I really don't care who you call a corporate whore, that is a lameade comparison and has nothing to do with the fact that her breasts, frown lines, appearance can make headlines, or the fact that we're up against a social standard that allows Chris Matthews to pinch her cheek demeaningly. The media campaign against her has been downright misogynist, just as it was when she was trying to establish universal health care, and the thing is that Matthews would have done that to any powerful female contender. That is what I'm voting against, by voting for Clinton.

D. J. said...

That's what drives me crazy--her centrist bullshit is wasted on independents, who don't like her. Obama, on the other hand, does great with them, AND he's more liberal than she is. As soon as Edwards drops out Obama will be the only candidate to represent the left wing of the party AND draw high favorables from Republicans.

You have to realize their foreign policy would be vastly different. As Hillary should know, domestic policy is more of a legislative concern--she's a hawk, and look at who stands behind her at those victory speeches--war criminals!

A vote for Hillary is a vote for the establishment. And, I dare say, tokenism on the part of the DLC and McAuliffe's corporate buddies.

Perfect Ratio said...

I still think her new fangled conservatism is more of a political ploy, than a real change of heart and that Obams and Hills would be pretty similar in office.....

Also in reference to your first comment about how Steinem didn't address why Hillary's gender made her vote for the war or why she sponsored the flag-burning amendment-- Steinem's "gender-based analysis" in NO way is an attempt to apologize for Hillary's actions by chalking it up to a result of gender discrimination. She doesn't have to give reasons for Clinton's votes, because that's not what the column is about! At all! And that would be a pretty unfeminist piece by not giving Hillary agency in any of her decisions.

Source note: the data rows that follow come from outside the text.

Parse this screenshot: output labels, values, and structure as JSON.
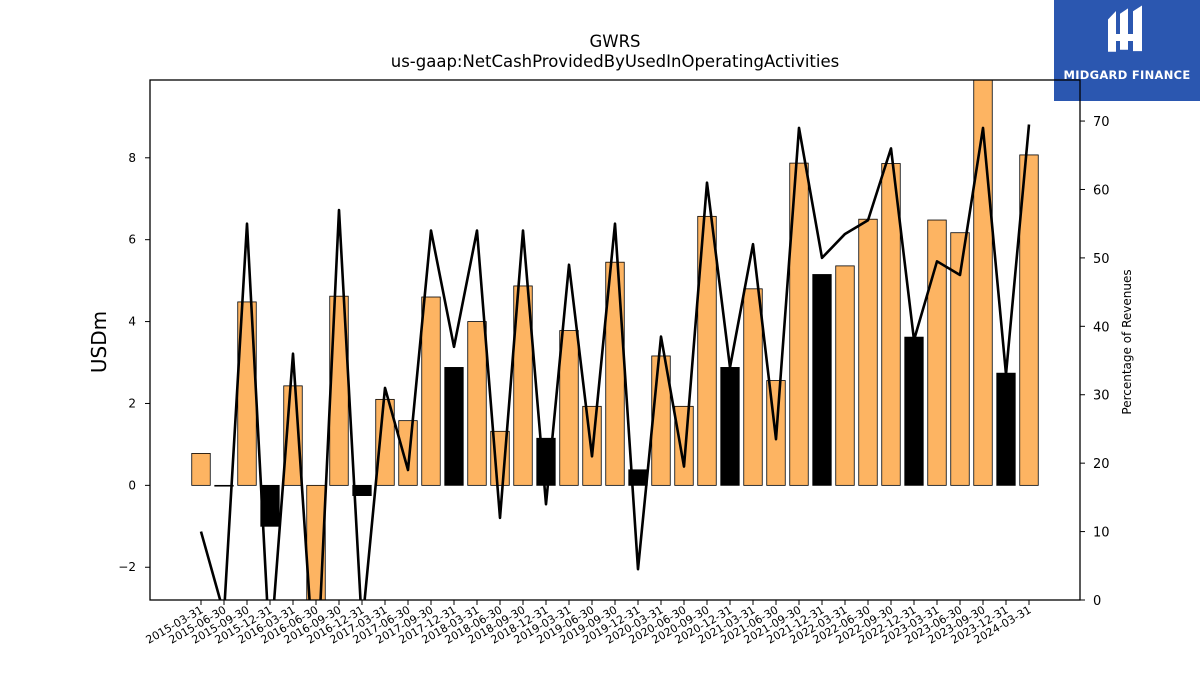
{
  "title": "GWRS",
  "subtitle": "us-gaap:NetCashProvidedByUsedInOperatingActivities",
  "logo": {
    "text": "MIDGARD FINANCE",
    "icon": "midgard-logo-icon",
    "background": "#2b57b0"
  },
  "colors": {
    "positive_bar": "#fdb462",
    "highlight_bar": "#000000",
    "line": "#000000"
  },
  "chart_data": {
    "type": "bar",
    "ylabel": "USDm",
    "y2label": "Percentage of Revenues",
    "ylim": [
      -2.8,
      9.9
    ],
    "y2lim": [
      0,
      76
    ],
    "yticks": [
      -2,
      0,
      2,
      4,
      6,
      8
    ],
    "y2ticks": [
      0,
      10,
      20,
      30,
      40,
      50,
      60,
      70
    ],
    "grid": false,
    "categories": [
      "2015-03-31",
      "2015-06-30",
      "2015-09-30",
      "2015-12-31",
      "2016-03-31",
      "2016-06-30",
      "2016-09-30",
      "2016-12-31",
      "2017-03-31",
      "2017-06-30",
      "2017-09-30",
      "2017-12-31",
      "2018-03-31",
      "2018-06-30",
      "2018-09-30",
      "2018-12-31",
      "2019-03-31",
      "2019-06-30",
      "2019-09-30",
      "2019-12-31",
      "2020-03-31",
      "2020-06-30",
      "2020-09-30",
      "2020-12-31",
      "2021-03-31",
      "2021-06-30",
      "2021-09-30",
      "2021-12-31",
      "2022-03-31",
      "2022-06-30",
      "2022-09-30",
      "2022-12-31",
      "2023-03-31",
      "2023-06-30",
      "2023-09-30",
      "2023-12-31",
      "2024-03-31"
    ],
    "series": [
      {
        "type": "bar",
        "values": [
          0.78,
          0.0,
          4.48,
          -1.0,
          2.43,
          -3.2,
          4.62,
          -0.25,
          2.1,
          1.58,
          4.6,
          2.88,
          4.0,
          1.32,
          4.87,
          1.15,
          3.78,
          1.93,
          5.45,
          0.38,
          3.16,
          1.93,
          6.57,
          2.88,
          4.8,
          2.56,
          7.87,
          5.15,
          5.36,
          6.5,
          7.86,
          3.62,
          6.48,
          6.17,
          10.2,
          2.74,
          8.07
        ],
        "highlighted": [
          false,
          false,
          false,
          true,
          false,
          false,
          false,
          true,
          false,
          false,
          false,
          true,
          false,
          false,
          false,
          true,
          false,
          false,
          false,
          true,
          false,
          false,
          false,
          true,
          false,
          false,
          false,
          true,
          false,
          false,
          false,
          true,
          false,
          false,
          false,
          true,
          false
        ]
      },
      {
        "type": "line",
        "axis": "right",
        "values": [
          10,
          -2,
          55,
          -8,
          36,
          -14,
          57,
          -4,
          31,
          19,
          54,
          37,
          54,
          12,
          54,
          14,
          49,
          21,
          55,
          4.5,
          38.5,
          19.5,
          61,
          34,
          52,
          23.5,
          69,
          50,
          53.5,
          55.5,
          66,
          38,
          49.5,
          47.5,
          69,
          33,
          69.5
        ]
      }
    ]
  }
}
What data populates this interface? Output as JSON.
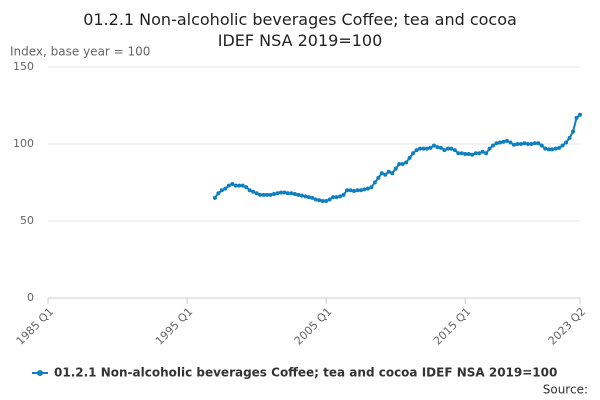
{
  "chart_data": {
    "type": "line",
    "title": "01.2.1 Non-alcoholic beverages Coffee; tea and cocoa IDEF NSA 2019=100",
    "y_label": "Index, base year = 100",
    "source": "Source:",
    "xlim": [
      1985,
      2023.25
    ],
    "xticks": [
      {
        "value": 1985,
        "label": "1985 Q1"
      },
      {
        "value": 1995,
        "label": "1995 Q1"
      },
      {
        "value": 2005,
        "label": "2005 Q1"
      },
      {
        "value": 2015,
        "label": "2015 Q1"
      },
      {
        "value": 2023.25,
        "label": "2023 Q2"
      }
    ],
    "ylim": [
      0,
      150
    ],
    "yticks": [
      0,
      50,
      100,
      150
    ],
    "grid": true,
    "x": [
      1997,
      1997.25,
      1997.5,
      1997.75,
      1998,
      1998.25,
      1998.5,
      1998.75,
      1999,
      1999.25,
      1999.5,
      1999.75,
      2000,
      2000.25,
      2000.5,
      2000.75,
      2001,
      2001.25,
      2001.5,
      2001.75,
      2002,
      2002.25,
      2002.5,
      2002.75,
      2003,
      2003.25,
      2003.5,
      2003.75,
      2004,
      2004.25,
      2004.5,
      2004.75,
      2005,
      2005.25,
      2005.5,
      2005.75,
      2006,
      2006.25,
      2006.5,
      2006.75,
      2007,
      2007.25,
      2007.5,
      2007.75,
      2008,
      2008.25,
      2008.5,
      2008.75,
      2009,
      2009.25,
      2009.5,
      2009.75,
      2010,
      2010.25,
      2010.5,
      2010.75,
      2011,
      2011.25,
      2011.5,
      2011.75,
      2012,
      2012.25,
      2012.5,
      2012.75,
      2013,
      2013.25,
      2013.5,
      2013.75,
      2014,
      2014.25,
      2014.5,
      2014.75,
      2015,
      2015.25,
      2015.5,
      2015.75,
      2016,
      2016.25,
      2016.5,
      2016.75,
      2017,
      2017.25,
      2017.5,
      2017.75,
      2018,
      2018.25,
      2018.5,
      2018.75,
      2019,
      2019.25,
      2019.5,
      2019.75,
      2020,
      2020.25,
      2020.5,
      2020.75,
      2021,
      2021.25,
      2021.5,
      2021.75,
      2022,
      2022.25,
      2022.5,
      2022.75,
      2023,
      2023.25
    ],
    "series": [
      {
        "name": "01.2.1 Non-alcoholic beverages Coffee; tea and cocoa IDEF NSA 2019=100",
        "color": "#0f7fbf",
        "values": [
          65,
          68,
          70,
          71,
          73,
          74,
          73,
          73,
          73,
          72,
          70,
          69,
          68,
          67,
          67,
          67,
          67,
          67.5,
          68,
          68.5,
          68.5,
          68,
          68,
          67.5,
          67,
          66.5,
          66,
          65.5,
          65,
          64,
          63.5,
          63,
          63,
          64,
          65.5,
          65.5,
          66,
          67,
          70,
          70,
          69.5,
          70,
          70,
          70.5,
          71,
          72,
          75,
          78,
          81,
          80,
          82,
          81,
          84,
          87,
          87,
          88,
          91,
          94,
          96,
          97,
          97,
          97,
          97.5,
          99,
          98,
          97.5,
          96,
          97,
          97,
          96,
          94,
          94,
          93.5,
          93.5,
          93,
          94,
          94,
          95,
          94,
          97,
          99,
          100.5,
          101,
          101.5,
          102,
          101,
          99.5,
          100,
          100,
          100.5,
          100,
          100,
          100.5,
          100.5,
          99,
          97,
          96.5,
          96.5,
          97,
          97.5,
          99,
          101,
          104,
          108,
          117,
          119
        ]
      }
    ]
  }
}
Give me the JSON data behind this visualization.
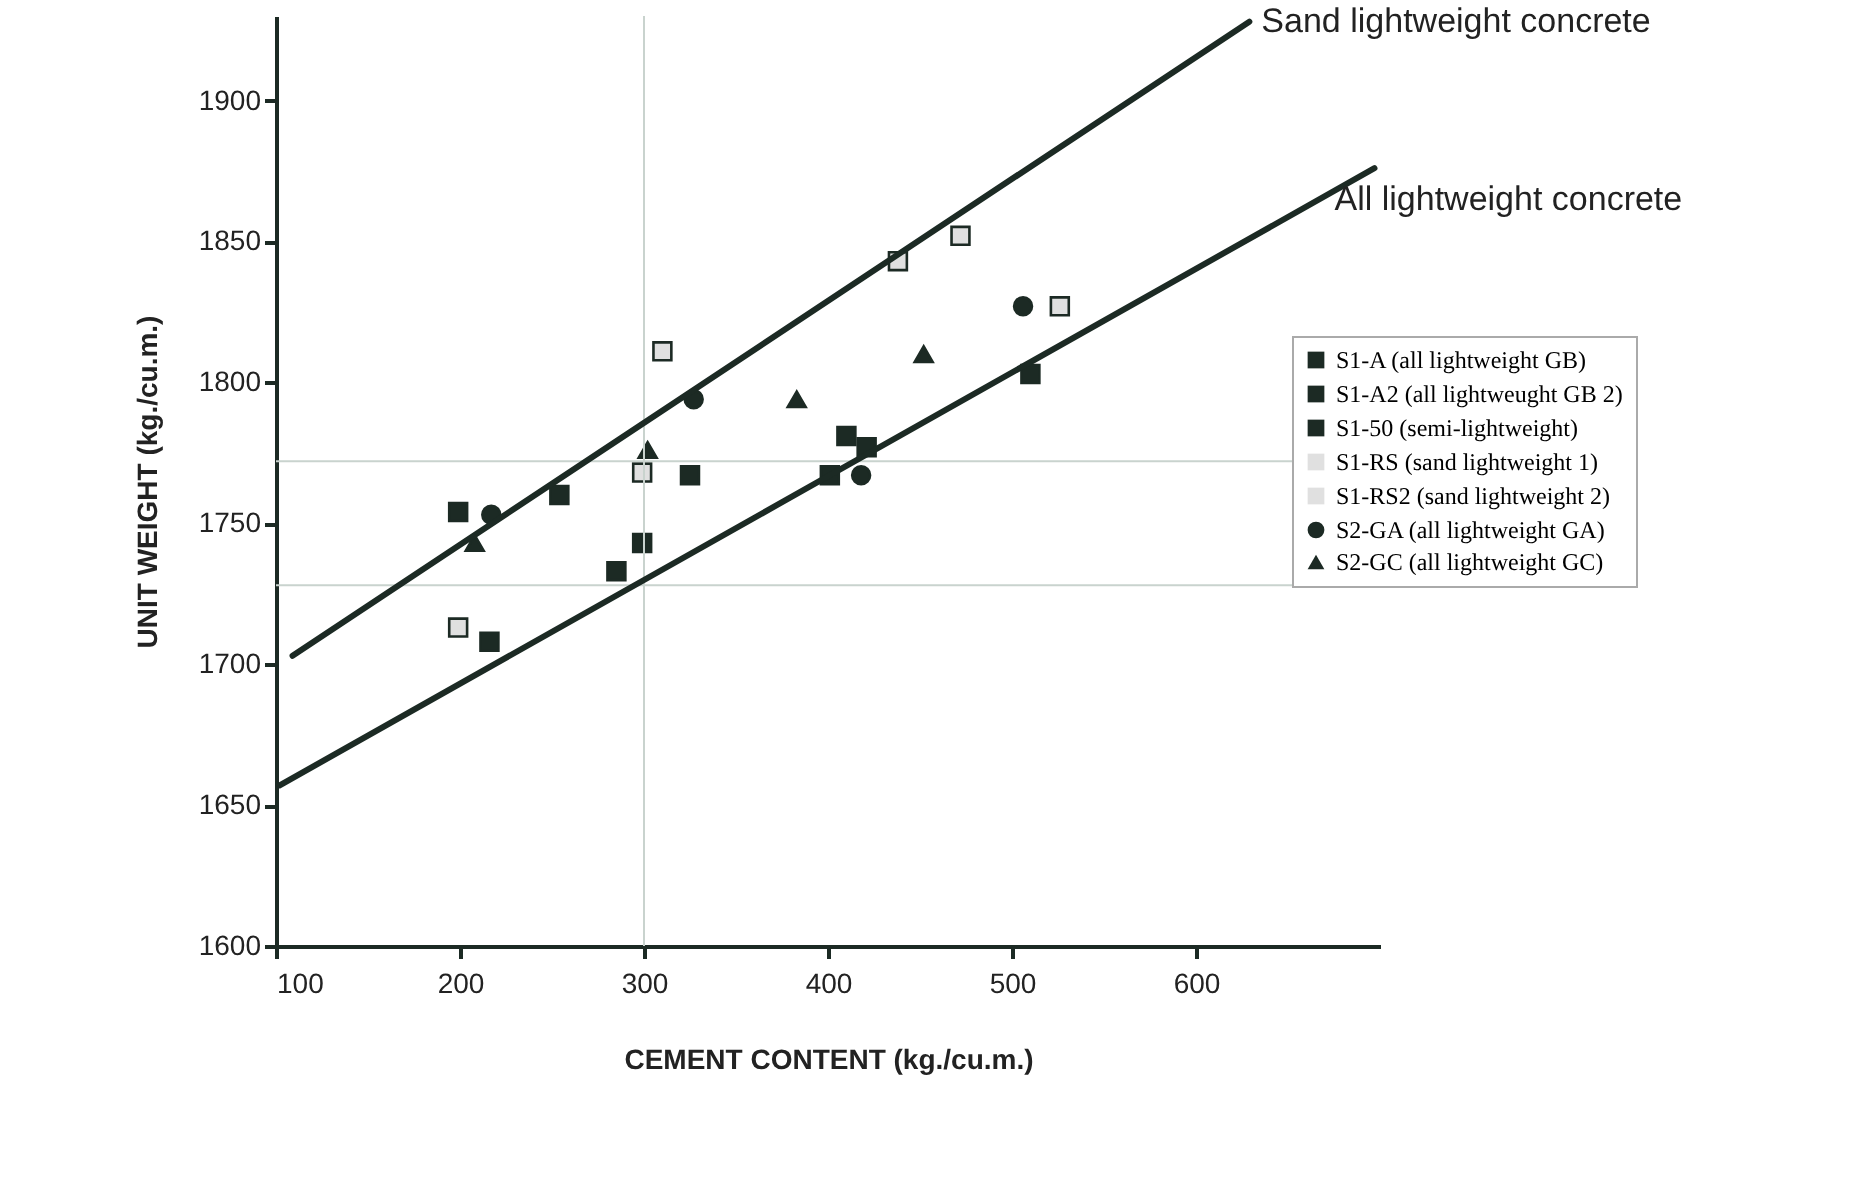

I agree with you that it's a vote for the establishment. Like I said, if you're positioning votes symbolically like that voting for Hillary is like voting for the same old political insiderism we've had for the last 2 decades. But voting for her is also a protest against the disgusting way she's been demeaned by the media and culture in this election because of her gender, and the larger pervasiveness and acceptance of misogyny in this society. So....I think that's the choice. That's all!